That is my default answer here days when the truth is more than the random person asking wants to know. Few people want to hear the truth when they ask how are you. Even the people who are genuinely concerned aren’t prepared to hear the truth.

No no one wants to hear that it is a daily decision to not end my life when I wake up. I am in such a different place, a “better” place than I was a year ago.  How could I possibly want to commit suicide?

I wake up in a bed that is not my own, to a roommate I didn’t know before February, without the sound of my son’s footsteps or his smile. I can’t sing him his good morning song or make him more food for breakfast any 15 year old should be able to eat, yet he somehow eats it all. I can’t tell him that I love him. I am days away from the person I once thought I would spend my life with marrying someone else, which is good in so many ways and wrong in so many others. I have to get permission to do things I should have autonomy to do on my own. When was the last time you had to ask someone for a razor to shave your underarms? Or to wash your hair?

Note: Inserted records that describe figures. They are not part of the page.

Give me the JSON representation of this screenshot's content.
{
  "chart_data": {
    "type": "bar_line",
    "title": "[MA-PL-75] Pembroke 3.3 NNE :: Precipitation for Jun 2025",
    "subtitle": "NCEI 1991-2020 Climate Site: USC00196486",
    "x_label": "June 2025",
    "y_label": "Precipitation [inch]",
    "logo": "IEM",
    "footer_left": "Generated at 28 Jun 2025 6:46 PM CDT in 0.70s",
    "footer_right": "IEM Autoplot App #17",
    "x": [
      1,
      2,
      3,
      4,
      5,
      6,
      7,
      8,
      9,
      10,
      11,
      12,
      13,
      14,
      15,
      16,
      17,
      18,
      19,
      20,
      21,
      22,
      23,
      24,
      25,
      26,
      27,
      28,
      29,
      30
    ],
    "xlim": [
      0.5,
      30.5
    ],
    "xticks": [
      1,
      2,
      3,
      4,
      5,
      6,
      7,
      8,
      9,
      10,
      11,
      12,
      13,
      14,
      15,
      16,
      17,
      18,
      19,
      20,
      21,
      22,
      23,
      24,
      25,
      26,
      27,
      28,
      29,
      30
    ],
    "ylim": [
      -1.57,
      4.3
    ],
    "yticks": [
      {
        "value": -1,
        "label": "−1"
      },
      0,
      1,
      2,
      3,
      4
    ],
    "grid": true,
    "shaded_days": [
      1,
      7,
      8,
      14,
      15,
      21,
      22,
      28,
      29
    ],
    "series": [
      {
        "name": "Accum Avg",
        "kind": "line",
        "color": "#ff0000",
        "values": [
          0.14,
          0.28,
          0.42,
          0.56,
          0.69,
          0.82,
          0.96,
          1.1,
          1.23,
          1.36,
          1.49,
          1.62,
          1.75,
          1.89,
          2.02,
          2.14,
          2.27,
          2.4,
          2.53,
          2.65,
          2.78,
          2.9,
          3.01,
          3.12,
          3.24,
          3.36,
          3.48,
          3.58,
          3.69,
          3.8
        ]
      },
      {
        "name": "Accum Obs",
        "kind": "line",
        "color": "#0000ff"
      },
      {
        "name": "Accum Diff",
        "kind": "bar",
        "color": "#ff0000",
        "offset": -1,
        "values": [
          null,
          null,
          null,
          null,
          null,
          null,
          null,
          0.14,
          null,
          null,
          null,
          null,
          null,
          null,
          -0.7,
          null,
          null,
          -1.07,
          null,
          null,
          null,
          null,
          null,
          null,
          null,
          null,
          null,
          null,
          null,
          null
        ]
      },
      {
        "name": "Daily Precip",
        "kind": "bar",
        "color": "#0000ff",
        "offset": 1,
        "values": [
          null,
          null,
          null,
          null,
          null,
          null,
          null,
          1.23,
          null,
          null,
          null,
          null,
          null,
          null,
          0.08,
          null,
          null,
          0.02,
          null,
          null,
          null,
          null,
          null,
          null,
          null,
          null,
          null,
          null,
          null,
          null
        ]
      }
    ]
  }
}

So I say that I am okay. It lets the person off the hook. It lets me off the hook. They don’t have to hear that despite all of the things going relatively well for me that I struggle to it relapse to a position of immobility multiple times a day.

I say that I am okay because it lets me not have to deal with the emotions all of this brings to the front and that is how I cope right now. This is not a long term solution but it is the solution that is keeping me upright so I will ride it until I learn something else that works.

There is no safe place for my emotions. There was one once upon a time, but life most stories that begin that way…..the “real” ending to the story is not they lived happily ever after.

My therapist and I celebrated a milestone Thursday. The point in our therapy where we aren’t putting out fires every week. We celebrated getting to the process where we can start to work on some other shit. She doesn’t know how hard that is gonna be, I do. I was there before. I was there right before Halloween.

It is our – her job my job – to figure this out. I simply don’t know how to explain I have no fucking clue how to operate in a world outside of the only place I was safe in all my 43 years and I have no idea how to create a safe place for me.

There is superficial safety, which allows me to walk upright, and there is real safety. I know how to be that person for others. I fear I am incapable of creating that for myself.

If you ask me though…… I will tell you I am okay.